Un pays peut-il changer son image, grâce à sa communication ? En 2010, la France a mis à l’honneur la Russie, avec une Année Croisée proposant de nombreux évènements culturels. Le Journal de l’Intelligence économique d’Ali Laïdi a cherché à comprendre comment la communication pouvait aider la Russie à améliorer son image de marque tout en permettant à la France de renforcer sa croissance économique. Quand la culture soutient le business !
Décidée il y a trois ans par le président russe de l’époque, Vladimir Poutine, et Nicolas Sarkozy, l’Année Croisée France-Russie est dotée d’un budget colossal : plus de 12 millions d’euros, fournis par les deux pays et par les entreprises sponsors. L’occasion pour la Russie de redorer son image en France. Une tâche pas évidente pour cette nation au passé tumultueux : « Traditionnellement, la Russie est un pays qui à la fois intrigue et effraye. Effraye, pour un certain nombre de raisons objectives, liées à son histoire marquée par des périodes tragiques. C'est aussi un pays dont l'immensité le rend difficile à appréhender », constate Nicolas Chibaeff, commissaire général de l’Année France-Russie, pour Culturesfrance. Il conçoit que cet évènement, même étalé sur un an, ne changera pas à lui tout seul les a priori que les Français ont vis-à-vis de la Russie : « Combattre les clichés, ce ne sont pas quelques manifestations, fussent-elles nombreuses et regroupées sur un an, qui peuvent y suffire. C'est un processus dans le temps, qui nécessite une curiosité accrue et une volonté de mieux connaître et comprendre ce pays.»
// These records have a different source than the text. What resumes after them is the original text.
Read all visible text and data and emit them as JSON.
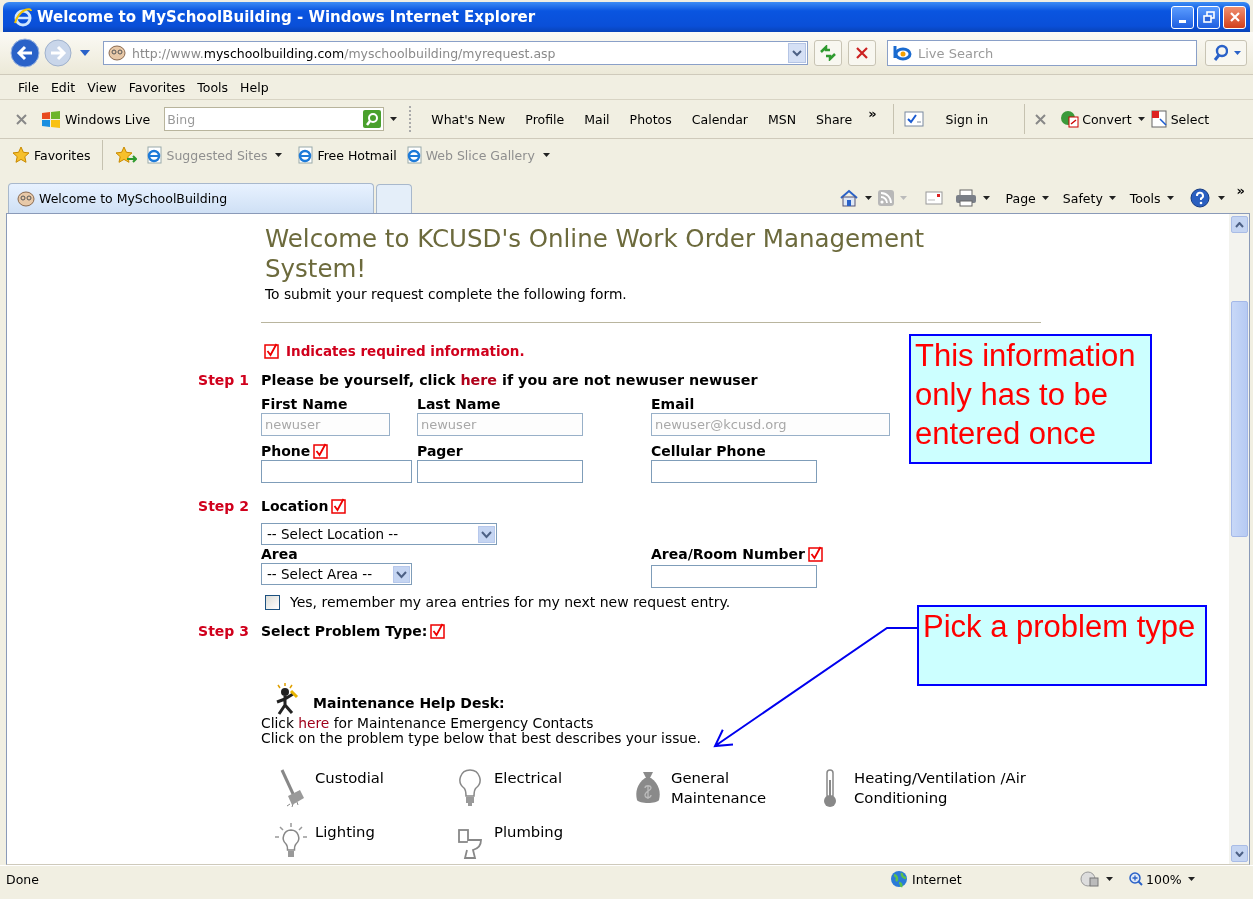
{
  "window": {
    "title": "Welcome to MySchoolBuilding - Windows Internet Explorer"
  },
  "address_bar": {
    "url": "http://www.**myschoolbuilding.com**/myschoolbuilding/myrequest.asp"
  },
  "search": {
    "placeholder": "Live Search"
  },
  "menu": [
    "File",
    "Edit",
    "View",
    "Favorites",
    "Tools",
    "Help"
  ],
  "live_toolbar": {
    "brand": "Windows Live",
    "search_placeholder": "Bing",
    "links": [
      "What's New",
      "Profile",
      "Mail",
      "Photos",
      "Calendar",
      "MSN",
      "Share"
    ],
    "more": "»",
    "sign_in": "Sign in",
    "convert": "Convert",
    "select": "Select"
  },
  "favorites_bar": {
    "label": "Favorites",
    "items": [
      {
        "label": "Suggested Sites",
        "dimmed": true,
        "dropdown": true
      },
      {
        "label": "Free Hotmail",
        "dimmed": false,
        "dropdown": false
      },
      {
        "label": "Web Slice Gallery",
        "dimmed": true,
        "dropdown": true
      }
    ]
  },
  "tabs": [
    {
      "label": "Welcome to MySchoolBuilding",
      "selected": true
    }
  ],
  "command_bar": {
    "items": [
      "Page",
      "Safety",
      "Tools"
    ],
    "more": "»"
  },
  "page": {
    "heading": "Welcome to KCUSD's Online Work Order Management System!",
    "intro": "To submit your request complete the following form.",
    "required_note": "Indicates required information.",
    "step1": {
      "label": "Step 1",
      "prompt_before": "Please be yourself, click",
      "link": "here",
      "prompt_after": "if you are not newuser newuser",
      "fields": [
        {
          "label": "First Name",
          "value": "newuser",
          "disabled": true,
          "required": false
        },
        {
          "label": "Last Name",
          "value": "newuser",
          "disabled": true,
          "required": false
        },
        {
          "label": "Email",
          "value": "newuser@kcusd.org",
          "disabled": true,
          "required": false
        },
        {
          "label": "Phone",
          "disabled": false,
          "required": true
        },
        {
          "label": "Pager",
          "disabled": false,
          "required": false
        },
        {
          "label": "Cellular Phone",
          "disabled": false,
          "required": false
        }
      ]
    },
    "step2": {
      "label": "Step 2",
      "location": {
        "label": "Location",
        "required": true,
        "value": "-- Select Location --"
      },
      "area": {
        "label": "Area",
        "value": "-- Select Area --"
      },
      "room": {
        "label": "Area/Room Number",
        "required": true
      },
      "remember": {
        "label": "Yes, remember my area entries for my next new request entry.",
        "checked": false
      }
    },
    "step3": {
      "label": "Step 3",
      "prompt": "Select Problem Type:",
      "required": true
    },
    "help_desk": {
      "title": "Maintenance Help Desk:",
      "line1_before": "Click",
      "line1_link": "here",
      "line1_after": "for Maintenance Emergency Contacts",
      "line2": "Click on the problem type below that best describes your issue."
    },
    "problem_types": [
      {
        "label": "Custodial",
        "kind": "broom"
      },
      {
        "label": "Electrical",
        "kind": "bulb"
      },
      {
        "label": "General Maintenance",
        "kind": "bag"
      },
      {
        "label": "Heating/Ventilation /Air Conditioning",
        "kind": "thermometer"
      },
      {
        "label": "Lighting",
        "kind": "lit-bulb"
      },
      {
        "label": "Plumbing",
        "kind": "toilet"
      }
    ]
  },
  "callouts": [
    {
      "text": "This information only has to be entered once"
    },
    {
      "text": "Pick a problem type"
    }
  ],
  "status_bar": {
    "text": "Done",
    "zone": "Internet",
    "zoom": "100%"
  }
}
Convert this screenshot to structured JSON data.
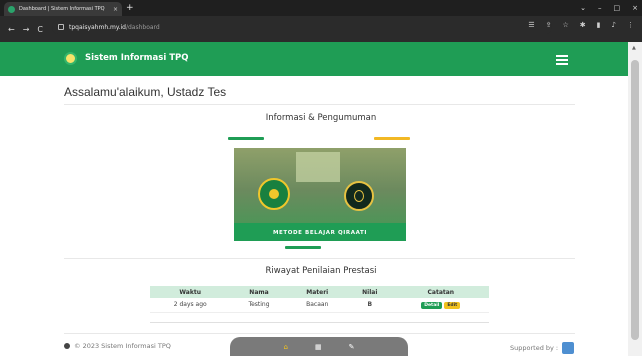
{
  "browser": {
    "tab_title": "Dashboard | Sistem Informasi TPQ",
    "tab_close": "×",
    "new_tab": "+",
    "url_host": "tpqaisyahmh.my.id",
    "url_path": "/dashboard",
    "back": "←",
    "forward": "→",
    "reload": "C",
    "window_controls": [
      "⌄",
      "–",
      "□",
      "×"
    ],
    "extensions": [
      "☰",
      "⇪",
      "☆",
      "✱",
      "▮",
      "♪",
      "⋮"
    ]
  },
  "header": {
    "brand_name": "Sistem Informasi TPQ",
    "menu_icon": "hamburger-icon",
    "bg_color": "#1f9d55"
  },
  "main": {
    "greeting": "Assalamu'alaikum, Ustadz Tes",
    "info_title": "Informasi & Pengumuman",
    "banner_caption": "METODE BELAJAR QIRAATI",
    "riwayat_title": "Riwayat Penilaian Prestasi",
    "table": {
      "headers": [
        "Waktu",
        "Nama",
        "Materi",
        "Nilai",
        "Catatan"
      ],
      "rows": [
        {
          "waktu": "2 days ago",
          "nama": "Testing",
          "materi": "Bacaan",
          "nilai": "B",
          "detail": "Detail",
          "edit": "Edit"
        }
      ]
    }
  },
  "footer": {
    "copyright": "© 2023 Sistem Informasi TPQ",
    "supported_by": "Supported by :",
    "nav_icons": [
      "home-icon",
      "dashboard-icon",
      "edit-icon"
    ],
    "nav_glyphs": [
      "⌂",
      "▦",
      "✎"
    ]
  },
  "colors": {
    "accent_green": "#1f9d55",
    "accent_yellow": "#f2b824"
  }
}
L’Année France-Russie est aussi un moyen détourné pour la France de faire de la diplomatie. En mars 2010, lorsque le président de la République recevait Dmitri Medvedev à l’Elysée, il ne mâchait pas ses mots lors de la conférence de presse : « La France considère la Russie comme un partenaire stratégique. La Russie est un pays ami de la France. » Cette rencontre entre les deux chefs d’Etat avait débuté par les "négociations exclusives" pour l'achat par Moscou de quatre navires de guerre français de type Mistral. Après le business, une visite au Louvre à l’exposition « Sainte Russie » est organisée et inaugure officiellement l’évènement France-Russie.
Pour s’occuper de la communication de l’ensemble de l’évènement, le pays de Poutine a fait appel à une grande société européenne : Euro RSCG. Ces spécialistes du branding, la « stratégie de marque », n’ont pas souhaité s’exprimer sur le sujet. Nous sommes donc allez voir leur concurrent. Pascal Beucler, vice-président & directeur de la stratégie chez Publicis, connaît la chanson pour avoir travaillé sur l’Année de la Chine : « Un pays n'est pas une marque parce qu'une marque c'est un être de discours, c'est de l'imaginaire, quelque chose d'arbitraire, de volatile. Un pays, c'est du sang, des larmes, de la chair. C'est une histoire, une géographie, une culture souvent multiséculaire. » Pour ce publiciste, un pays a tout de même besoin d’une « image de marque » pour attirer investisseurs et touristes, et exporter ses produits.
Communiquer sur la Russie n’est donc pas une mince affaire. Et pour Alexandre Melnik, ancien attaché de presse à l’ambassade de Russie en France, ce pays ne s’y prend pas de la bonne manière : « La Russie cherche toujours à vendre ses clichés : Balalaïka, Matroschka, Vodka... Que diriez-vous de la France si elle présentait au monde entier son image sous les traits d'un Français avec le béret sur la tête et la baguette sous le bras ? Il faut dépoussiérer cette image de marque de la Russie. La seule communication qui marche, dans ce contexte de globalisation, c'est une information "bottom up" : l'information calibrée aux attentes du public. Et c'est là que le bât blesse dans les méthodes de communication diplomatiques russes. »
Même John Laughland, directeur des études à l’Institut de la Démocratie et de la Coopération, un think tank pro-russe, n’est pas convaincu que seul l’évènement France-Russie permettra de changer l’image de cet immense pays : « Pour le moment, j’ai du mal à voir où sont, en effet, les fruits en terme d’image. Et j’aurais même tendance à dire que l’opération est vouée à l’échec dès le départ parce qu’il serait ridicule de vouloir présenter la Russie comme un pays sans problème. Au contraire : c’est un pays qui se trouve face à d’énormes défis, tout le monde le sait ! »
Alors, la Russie réussira-t-elle a changer son image grâce à la culture ? Difficile à dire pour l’instant, mais une chose est sûre : les affaires vont bon train entre les deux pays, comme le prouve la récente vente du siège de Météo France à la Russie, pour plus de 60 millions d’euros.